Au terme du dispositif ce qui demeure, c’est la toile qui conserve dans son format, ses formes, ses couleurs, ses marques, ses empreintes, la mémoire d’un lieu souffrant des corps qui le hantent. Rien ne résulte ici d’une pensée a priori de l’espace : les mesures de la toile, ses formes, son format, ses marques, sont présentées comme ne dépendant pas de la volonté de l’artiste ou d’une pré-lecture du monde ; l’oeuvre n’est pas le résultat d’une conception du monde projetée sur la toile. Tout est, au contraire, présenté comme le nécessaire résultat d’un corps à corps avec un fragment de monde, d’une expérience du monde qui construit le lieu où elle se consigne : la toile.
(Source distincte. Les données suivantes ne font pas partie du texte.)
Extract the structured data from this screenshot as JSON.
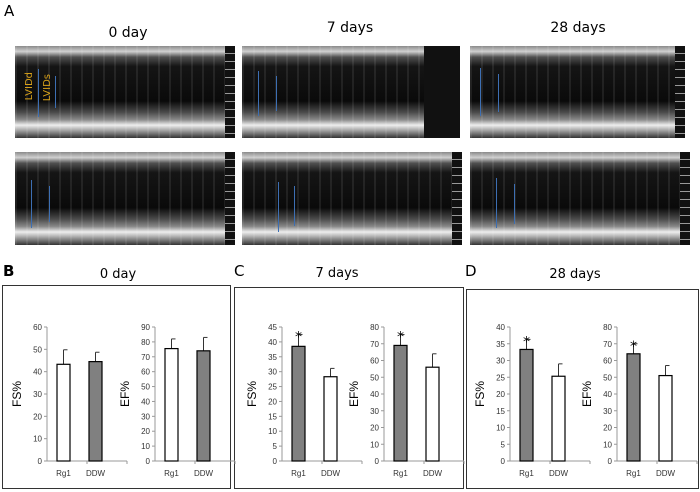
{
  "panel_labels": {
    "a": "A",
    "b": "B",
    "c": "C",
    "d": "D"
  },
  "echo": {
    "titles": [
      "0 day",
      "7 days",
      "28 days"
    ],
    "annotations": [
      "LVIDd",
      "LVIDs"
    ],
    "colors": {
      "marker": "#3d6fb3",
      "annotation": "#d9a21a"
    }
  },
  "chart_data": [
    {
      "type": "bar",
      "title": "0 day",
      "charts": [
        {
          "ylabel": "FS%",
          "ylim": [
            0,
            60
          ],
          "yticks": [
            0,
            10,
            20,
            30,
            40,
            50,
            60
          ],
          "categories": [
            "Rg1",
            "DDW"
          ],
          "values": [
            43.3,
            44.5
          ],
          "errors": [
            6.5,
            4.2
          ],
          "fills": [
            "#ffffff",
            "#808080"
          ],
          "significance": [
            "",
            ""
          ]
        },
        {
          "ylabel": "EF%",
          "ylim": [
            0,
            90
          ],
          "yticks": [
            0,
            10,
            20,
            30,
            40,
            50,
            60,
            70,
            80,
            90
          ],
          "categories": [
            "Rg1",
            "DDW"
          ],
          "values": [
            75.5,
            74
          ],
          "errors": [
            6.5,
            9
          ],
          "fills": [
            "#ffffff",
            "#808080"
          ],
          "significance": [
            "",
            ""
          ]
        }
      ]
    },
    {
      "type": "bar",
      "title": "7 days",
      "charts": [
        {
          "ylabel": "FS%",
          "ylim": [
            0,
            45
          ],
          "yticks": [
            0,
            5,
            10,
            15,
            20,
            25,
            30,
            35,
            40,
            45
          ],
          "categories": [
            "Rg1",
            "DDW"
          ],
          "values": [
            38.5,
            28.3
          ],
          "errors": [
            4,
            2.8
          ],
          "fills": [
            "#808080",
            "#ffffff"
          ],
          "significance": [
            "*",
            ""
          ]
        },
        {
          "ylabel": "EF%",
          "ylim": [
            0,
            80
          ],
          "yticks": [
            0,
            10,
            20,
            30,
            40,
            50,
            60,
            70,
            80
          ],
          "categories": [
            "Rg1",
            "DDW"
          ],
          "values": [
            69,
            56
          ],
          "errors": [
            6.5,
            8
          ],
          "fills": [
            "#808080",
            "#ffffff"
          ],
          "significance": [
            "*",
            ""
          ]
        }
      ]
    },
    {
      "type": "bar",
      "title": "28 days",
      "charts": [
        {
          "ylabel": "FS%",
          "ylim": [
            0,
            40
          ],
          "yticks": [
            0,
            5,
            10,
            15,
            20,
            25,
            30,
            35,
            40
          ],
          "categories": [
            "Rg1",
            "DDW"
          ],
          "values": [
            33.3,
            25.3
          ],
          "errors": [
            3,
            3.7
          ],
          "fills": [
            "#808080",
            "#ffffff"
          ],
          "significance": [
            "*",
            ""
          ]
        },
        {
          "ylabel": "EF%",
          "ylim": [
            0,
            80
          ],
          "yticks": [
            0,
            10,
            20,
            30,
            40,
            50,
            60,
            70,
            80
          ],
          "categories": [
            "Rg1",
            "DDW"
          ],
          "values": [
            64,
            51
          ],
          "errors": [
            6,
            6
          ],
          "fills": [
            "#808080",
            "#ffffff"
          ],
          "significance": [
            "*",
            ""
          ]
        }
      ]
    }
  ]
}
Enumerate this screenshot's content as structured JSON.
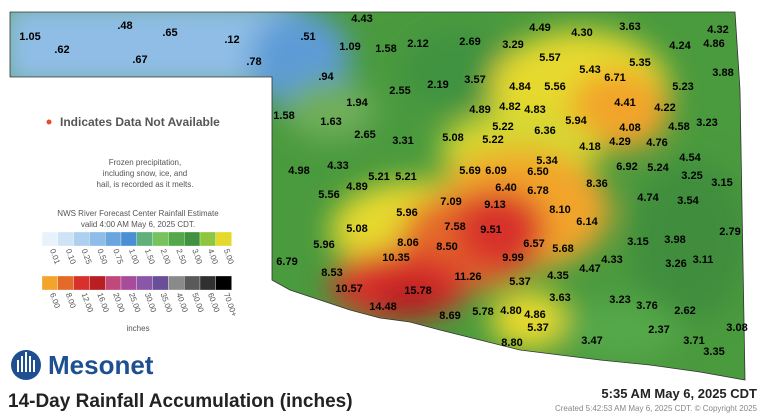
{
  "title": "14-Day Rainfall Accumulation (inches)",
  "timestamp": "5:35 AM May 6, 2025 CDT",
  "created": "Created 5:42:53 AM May 6, 2025 CDT. © Copyright 2025",
  "logo": "Mesonet",
  "missing_note": "Indicates Data Not Available",
  "frozen_note": [
    "Frozen precipitation,",
    "including snow, ice, and",
    "hail, is recorded as it melts."
  ],
  "legend": {
    "heading": [
      "NWS River Forecast Center Rainfall Estimate",
      "valid 4:00 AM May 6, 2025 CDT."
    ],
    "unit": "inches",
    "row1": {
      "labels": [
        "0.01",
        "0.10",
        "0.25",
        "0.50",
        "0.75",
        "1.00",
        "1.50",
        "2.00",
        "2.50",
        "3.00",
        "4.00",
        "5.00"
      ],
      "colors": [
        "#e8f2fb",
        "#cfe3f6",
        "#aed0ef",
        "#8dbde8",
        "#6aa6de",
        "#4a8fd3",
        "#5fb07a",
        "#76c25c",
        "#55a84a",
        "#3f9340",
        "#8fc640",
        "#e6d92e"
      ]
    },
    "row2": {
      "labels": [
        "6.00",
        "8.00",
        "12.00",
        "16.00",
        "20.00",
        "25.00",
        "30.00",
        "35.00",
        "40.00",
        "50.00",
        "60.00",
        "70.00+"
      ],
      "colors": [
        "#f2a42c",
        "#e46a2a",
        "#d8302a",
        "#b81e22",
        "#c0487a",
        "#a64c9a",
        "#8a56a8",
        "#6a4e9a",
        "#8a8a8a",
        "#5a5a5a",
        "#303030",
        "#000000"
      ]
    }
  },
  "stations": [
    "1.05",
    ".62",
    ".48",
    ".67",
    ".65",
    ".12",
    ".78",
    "4.43",
    ".51",
    "1.09",
    "1.58",
    "2.12",
    "2.69",
    "3.29",
    "4.49",
    "4.30",
    "3.63",
    "4.32",
    "4.24",
    "4.86",
    "5.57",
    "5.35",
    ".94",
    "2.55",
    "2.19",
    "3.57",
    "4.84",
    "5.56",
    "5.43",
    "6.71",
    "5.23",
    "3.88",
    "1.94",
    "4.41",
    "4.22",
    "1.58",
    "1.63",
    "4.89",
    "4.82",
    "4.83",
    "5.94",
    "4.08",
    "4.58",
    "3.23",
    "2.65",
    "3.31",
    "5.08",
    "5.22",
    "5.22",
    "6.36",
    "4.18",
    "4.29",
    "4.76",
    "4.54",
    "4.33",
    "5.34",
    "6.92",
    "5.24",
    "3.25",
    "3.15",
    "4.98",
    "5.21",
    "5.21",
    "5.69",
    "6.09",
    "6.50",
    "6.40",
    "6.78",
    "8.36",
    "4.74",
    "3.54",
    "5.56",
    "4.89",
    "7.09",
    "9.13",
    "8.10",
    "6.14",
    "2.79",
    "5.96",
    "5.08",
    "7.58",
    "9.51",
    "6.57",
    "5.68",
    "3.15",
    "3.98",
    "5.96",
    "8.06",
    "8.50",
    "4.33",
    "6.79",
    "10.35",
    "9.99",
    "4.47",
    "3.26",
    "3.11",
    "8.53",
    "11.26",
    "4.35",
    "10.57",
    "15.78",
    "5.37",
    "3.63",
    "3.23",
    "3.76",
    "2.62",
    "14.48",
    "8.69",
    "5.78",
    "4.80",
    "4.86",
    "3.08",
    "5.37",
    "2.37",
    "8.80",
    "3.47",
    "3.71",
    "3.35"
  ]
}
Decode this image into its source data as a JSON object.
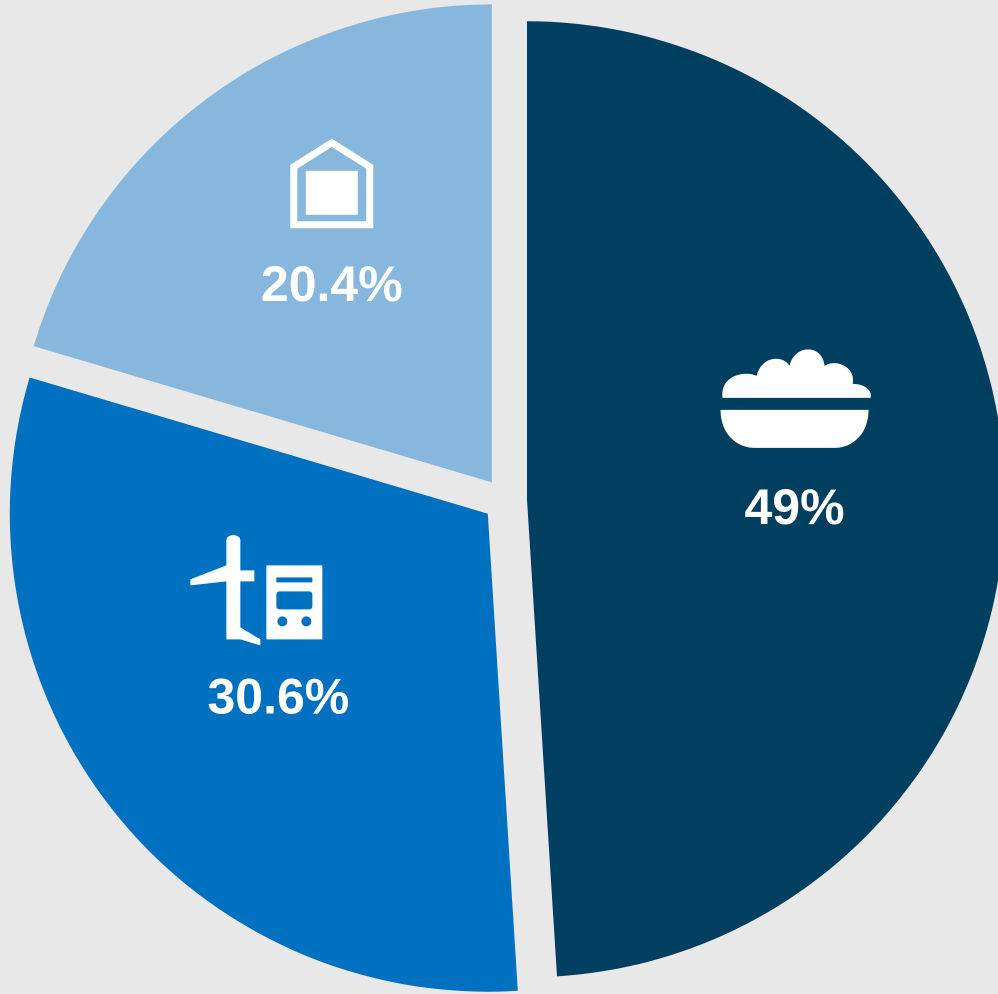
{
  "chart_data": {
    "type": "pie",
    "values": [
      49,
      30.6,
      20.4
    ],
    "value_labels": [
      "49%",
      "30.6%",
      "20.4%"
    ],
    "colors": [
      "#003f5f",
      "#0070c0",
      "#88b7de"
    ]
  }
}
Ce qui fait des toiles inattendues de Charvolen autant de lieux d’incompréhensible évidence, c’est sans doute qu’elles sont autant de relations de cette expérience commune d’un rapport quasiment douloureux avec un monde émietté dont on cherche a recomposer l’image. Mais c’est peut-être aussi qu’elles mettent sourdement en oeuvre l’inversion : je faisais allusion à l’inversion du rôle de la toile, partant, c’est l’image du peintre qui s’inverse... Mais plus profondément encore, ce qui est inversé, c’est l’illusion d’une possible mathématisation de la représentation de l’espace physique sur laquelle nous vivons depuis près d’un demi millénaire et dont, péniblement, nous sommes en train de nous affranchir.